Can puppies go on walks?

Reading Time: 3 minutes
Editor of Dog Articles
Written By Editor of Dog Articles

At What Age is it Safe for Puppies to Hike?

Your young, sprightly pup is full of energy and will be your closest adventure buddy in years to come. Don’t go to the trails just yet. Young puppies are not suitable for long hikes.

Before you embark on those big adventures, you need to consider your pup’s age, size, breed and health.

Your pup’s limbs will grow longer in their first year of life. While your pup is still growing, they are at risk for growth plate injuries.

Growth plates are soft regions at the end of your pup’s bones. Growth plates are vulnerable to damage from trauma.

The age at which your dog is ready for hikes will vary.

Growth plate injuries that occur before your pup is eight months old tend to be the most devastating, and may result in deformities that require surgery. Dogs are vulnerable as long as they are still growing, which can be one year old for small dogs and 18 months for large dogs.

Ask your vet if your puppy is ready to hike.

What Activities ARE Safe For Puppies?

Hiking, fence- running, agility, and even playing with older dogs can be considered forced exercise because your puppy may overexert itself trying to keep up.

When your puppy is still growing, it’s best to stick to activities that don’t exceed the exercise level they would get from playing with other puppies

5 minutes of walking per month is the general rule. A 4 month old puppy can walk up to 20 minutes twice a day.

That rule only applies to easy walks around the neighborhood. Most people who hike want to take their puppies on the trail right away.

See also  Is burt's bees puppy shampoo good?

A few laps around your local park can be a good way to introduce your puppy to the idea of hiking.

The terrain can be more difficult for a puppy. You might want to cut the time rule above. A 4 month old puppy would start out with only a few minutes on a trail.

Lift your puppy out of the car if you have to. Don’t let them jump out on their own.

As your puppy approaches a year of age, you can begin taking them on shorter hikes. The general time limit still applies. The further you can go, the older your puppy is.

A puppy can hike for 60 minutes at a time, which is enough to cover 2 miles.

Take frequent breaks, even if your dog doesn’t seem tired, and look for signs that they’ve hiked too far, but aim to stop long before that point

You have to worry about more than growth plate injuries. If you don’t gradually work your way up to long hikes in rough terrain, you could suffer from overexertion, dehydration, heat stroke and muscle tears.

A strong recall

When hiking, keep your dog on a leash. Your dog may not always be attached to you.

They can fall out of their harness. The leash could break. You may eventually want to allow your dog to be off leash in a safe area.

Practice recall every day until your dog responds to your call or whistle.

greeting other dogs

It is not necessary for your dog to say hello to every other dog on the trail. It is good to socialize your puppy because you will inevitably run into off-leash dogs. They are comfortable with random greetings.

Your dog has no choice but to have another dog in their face when your dog is on a leash.

See also  Why is my puppy not eating and sleeping a lot?

Try to keep your dog focused on you. It is more important to be comfortable than to learn to tolerate stress.

If you have a little patience, and focus on light exercise and training while they are still a puppy, you will have a fit and well mannered trail dog in no time.

Politely greeting other dogs

It is not necessary for your dog to say hello to every other dog on the trail. It is good to socialize your puppy because you will inevitably run into off-leash dogs. They are comfortable with random greetings.

Your dog has no choice but to have another dog in their face when your dog is on a leash.

Try to keep your dog focused on you.
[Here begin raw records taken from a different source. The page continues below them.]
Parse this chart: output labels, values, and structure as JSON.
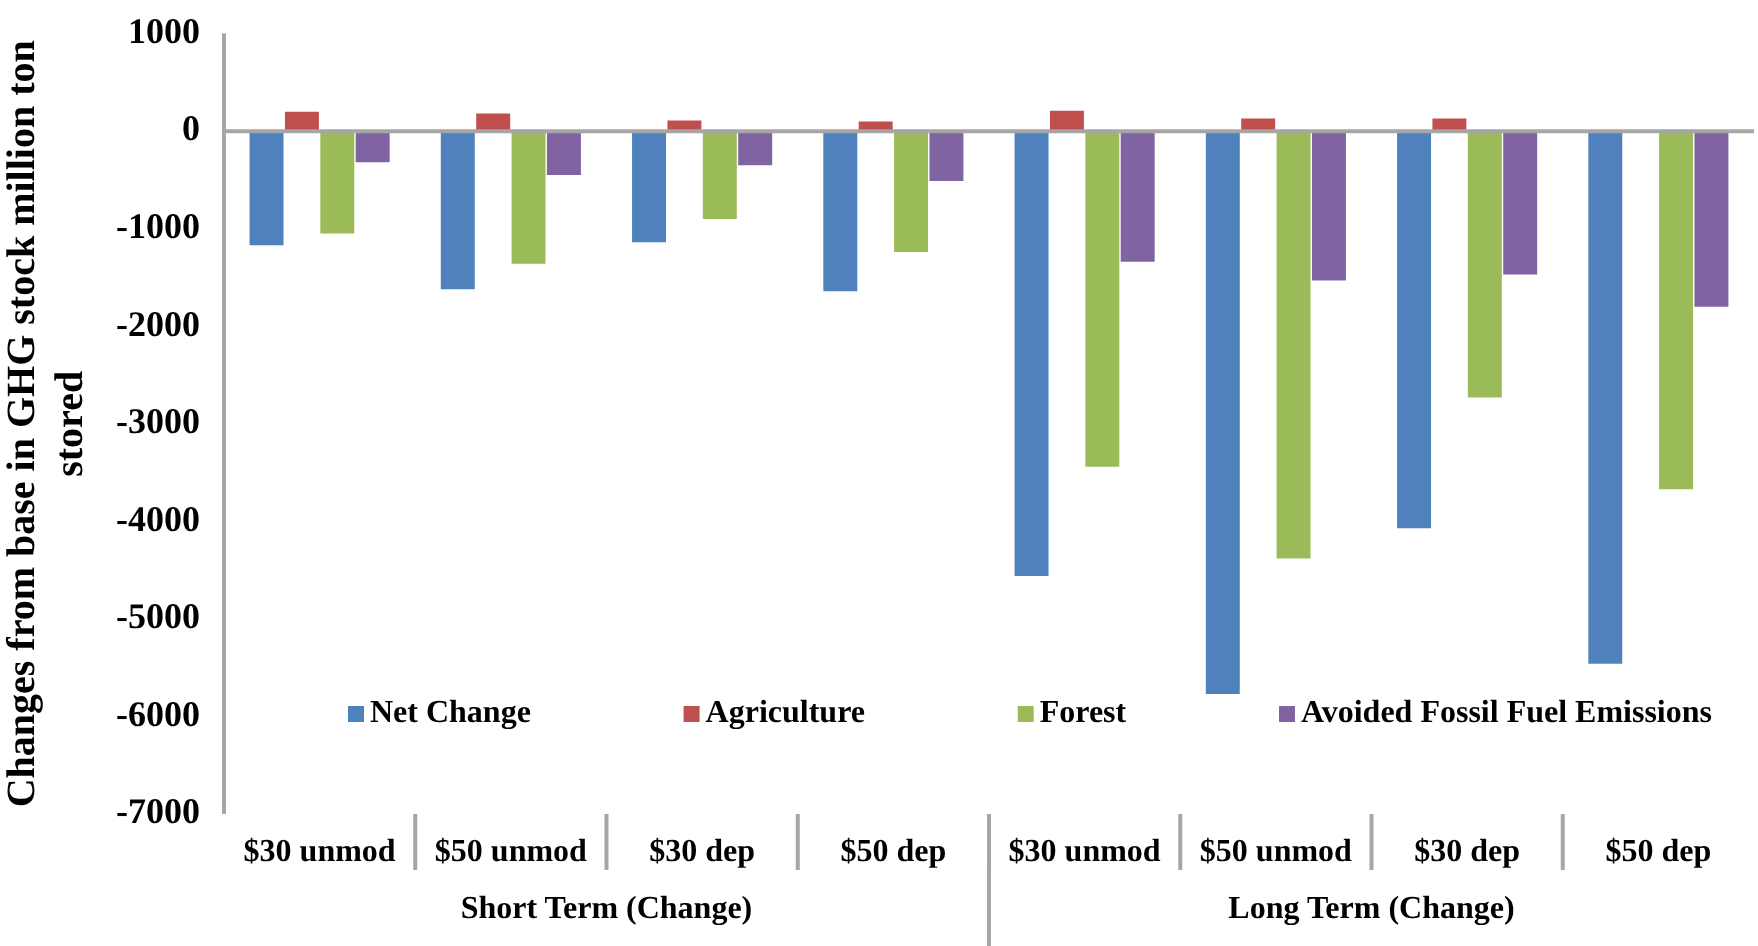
{
  "chart_data": {
    "type": "bar",
    "ylabel": "Changes from base in GHG stock million ton stored",
    "categories": [
      "$30 unmod",
      "$50 unmod",
      "$30 dep",
      "$50 dep",
      "$30 unmod",
      "$50 unmod",
      "$30 dep",
      "$50 dep"
    ],
    "series": [
      {
        "name": "Net Change",
        "color": "#4f81bd",
        "values": [
          -1170,
          -1620,
          -1140,
          -1640,
          -4560,
          -5770,
          -4070,
          -5460
        ]
      },
      {
        "name": "Agriculture",
        "color": "#c0504d",
        "values": [
          200,
          180,
          110,
          100,
          210,
          130,
          130,
          10
        ]
      },
      {
        "name": "Forest",
        "color": "#9bbb59",
        "values": [
          -1050,
          -1360,
          -900,
          -1240,
          -3440,
          -4380,
          -2730,
          -3670
        ]
      },
      {
        "name": "Avoided Fossil Fuel Emissions",
        "color": "#8064a2",
        "values": [
          -320,
          -450,
          -350,
          -510,
          -1340,
          -1530,
          -1470,
          -1800
        ]
      }
    ],
    "annotations": [
      "Short Term (Change)",
      "Long Term (Change)"
    ],
    "ylim": [
      -7000,
      1000
    ],
    "yticks": [
      -7000,
      -6000,
      -5000,
      -4000,
      -3000,
      -2000,
      -1000,
      0,
      1000
    ],
    "ref_lines": [
      {
        "axis": "y",
        "value": 0,
        "color": "#a6a6a6"
      }
    ],
    "grid": false,
    "legend": "bottom"
  }
}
It is more important to be comfortable than to learn to tolerate stress.

If you have a little patience, and focus on light exercise and training while they are still a puppy, you will have a fit and well mannered trail dog in no time.

Signs of over-exercising puppy

You need to be careful not to over exercise your puppy. It’s just as harmful to over-exercising your puppy as it is to under-exercising them. Large and giant breeds are at risk of this as their growth can continue up to 24 months of age.

There are signs that you are over-exercising your puppy.

The muscles are stiff or sore.

On hot days, over-exercising your puppy puts them at an increased risk of overheating. There are warning signs such as excessive panting, drooling, confusion, and vomiting. Take your puppy to a cooler area if they display the signs.

Water should be applied to your puppy’s fur, skin, under legs, and belly. Fan your puppy with your hands. Take them to your nearest veterinary clinic. If left unattended, heatstroke in dogs can be fatal.